I hoping that I will never have to lay hands on him and do something that we don't want.

I turned into the parking lot of the dance studio and parked my car in the first spot I saw.

I turned off the engine and waited for him to come out but  he didn't. he just sat with me in silence.

he liked to be around me. I've been noticing it for a while now.

It makes me uncomfortable.
I'm not use to this kind of stuff.
I was an only child and then when my parents died, I was just alone.

Yooni was there yes but he couldn't really anything to help me. I felt how I felt but I dealt with it...kind of.
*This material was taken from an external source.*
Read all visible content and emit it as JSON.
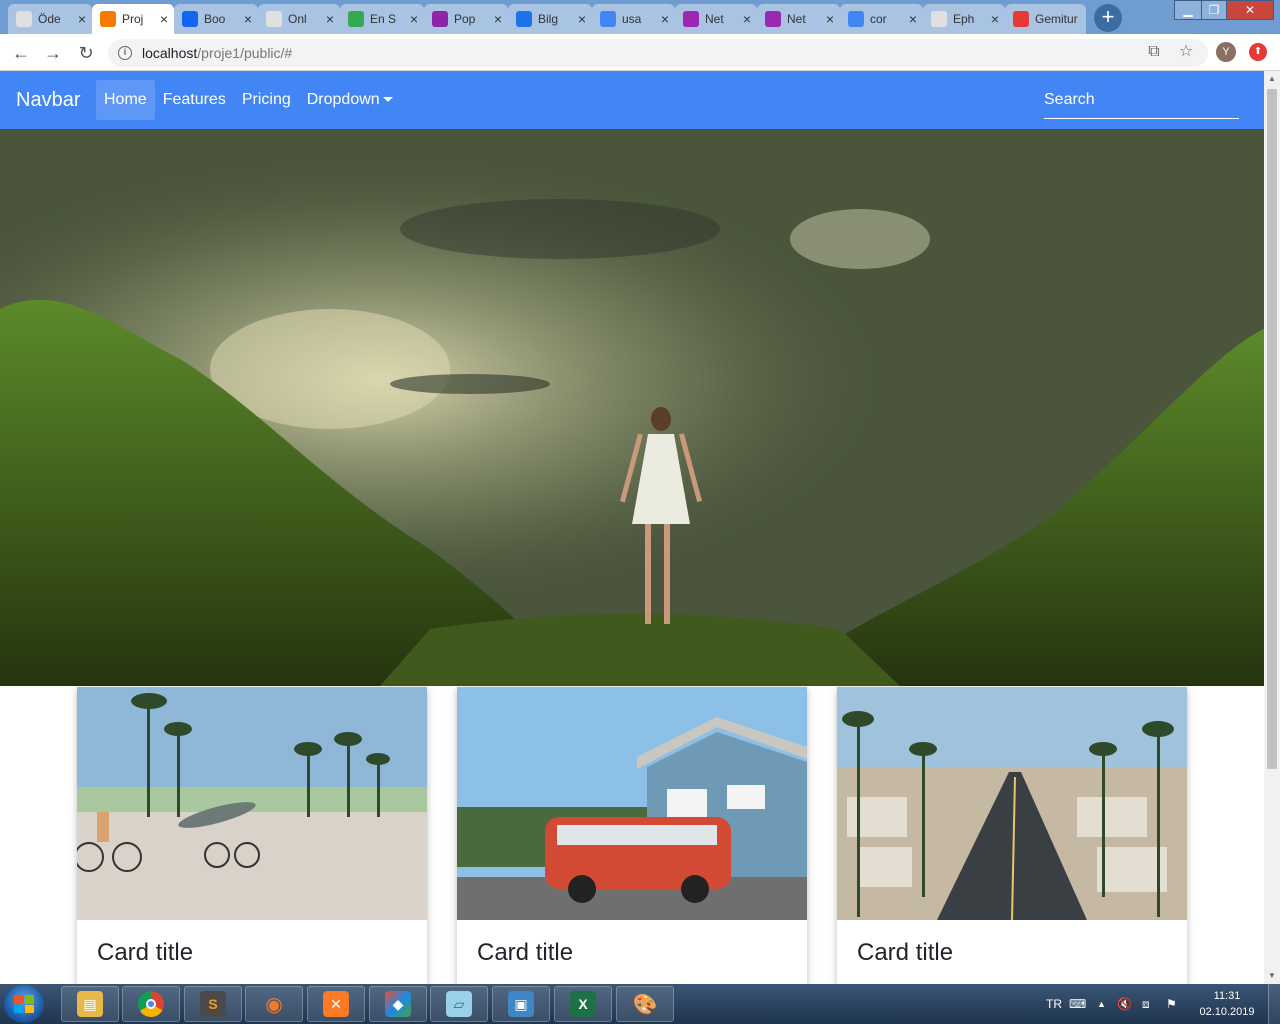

"Get out," I said as I looked in front of me and stared at the passing cars who were still on the highway.

"What about you? Are you staying out here, coming inside or are you leaving?" he asked but I didn't reply to him.

I turned to my head slightly so that I could see his  face and he was giving me that look.

"Why did I even bother asking?" he mumbled as he hustled out the car.

I wanted to answer him  but I couldn't.
Sometimes I just don't know what to say or my reply is delayed. By the time I get an answer he's already pissed at me.

However, I knew  he hated me from that look.

That stupid look that everybody gives me. It says a lot without them not even having to say a word.

I know that most people don't like me. I've never been a fan of popularity so I don't care.

As long as you do what I say, we won't have a problem.

People stay around me because they want money, safety or just because they're afraid to be on my bad side (which is smart).

However, I'll be stupid to think these people didn't hate me. I've done many bad things.

I've threatened families, killed loved ones, and punished anyone who got in my way.

I do what is smart and what I know will work.